Kelly Morgan: [00:34:51] You know that’s I think people who feel bad that they’ve tried so many diets or plans haven’t worked and that’s just more information for what works for you and what doesn’t. And in fact I’d almost like people who’ve done that because then we can figure out what worked and what didn’t work.
Mathea Ford: [00:35:07] Good point. So, one of my questions I try to ask everybody is telling your favorite food?
Kelly Morgan: [00:35:14] There is a grilled cheese that is at Silver Diner and it comes with this kind of lik Cranberry Chutney on the side. It is magic! So that’s my favorite food if I could eat only one thing it will be that but listeners don’t do that. That’s a sometimes food.
Mathea Ford: [00:35:33] Well, Kelly thank you so much for being on the podcast today. It was a pleasure to have you on the show. I know my listeners have learned a lot about the different topics related to health and wellness and even a little bit about anorexia. So, if listeners want to connect with you what’s the best way to do that?

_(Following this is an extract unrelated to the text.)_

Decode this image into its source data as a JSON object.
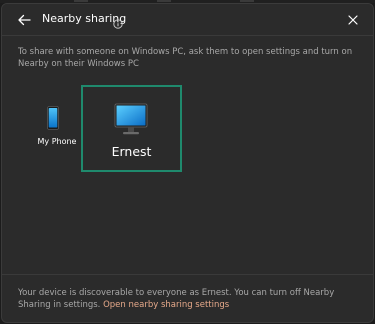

Kelly Morgan: [00:35:51] Probably, the best way to get all my free stuff and information and on the blog and everything would be my website. It’s www.tsirona.com and the name of my company as Tsirona so don’t forget the T in there and I have tons of resources on there. You can also find links to all of my social media on the website.
Mathea Ford: [00:36:16] Does Tsirona mean something.
Kelly Morgan: [00:36:18] It does! It’s the Gaelic goddess of health.
Mathea Ford: [00:36:20] Oh perfect then!
Kelly Morgan: [00:36:22] Yeah! I can’t take credit for it. My graphic designer came up with it. Thanks Tuck!
Mathea Ford: [00:36:29] Okay well guys this has been another great episode of the Nutrition Experts Podcast. The podcast is all about learning more so you can do more with nutrition in your life.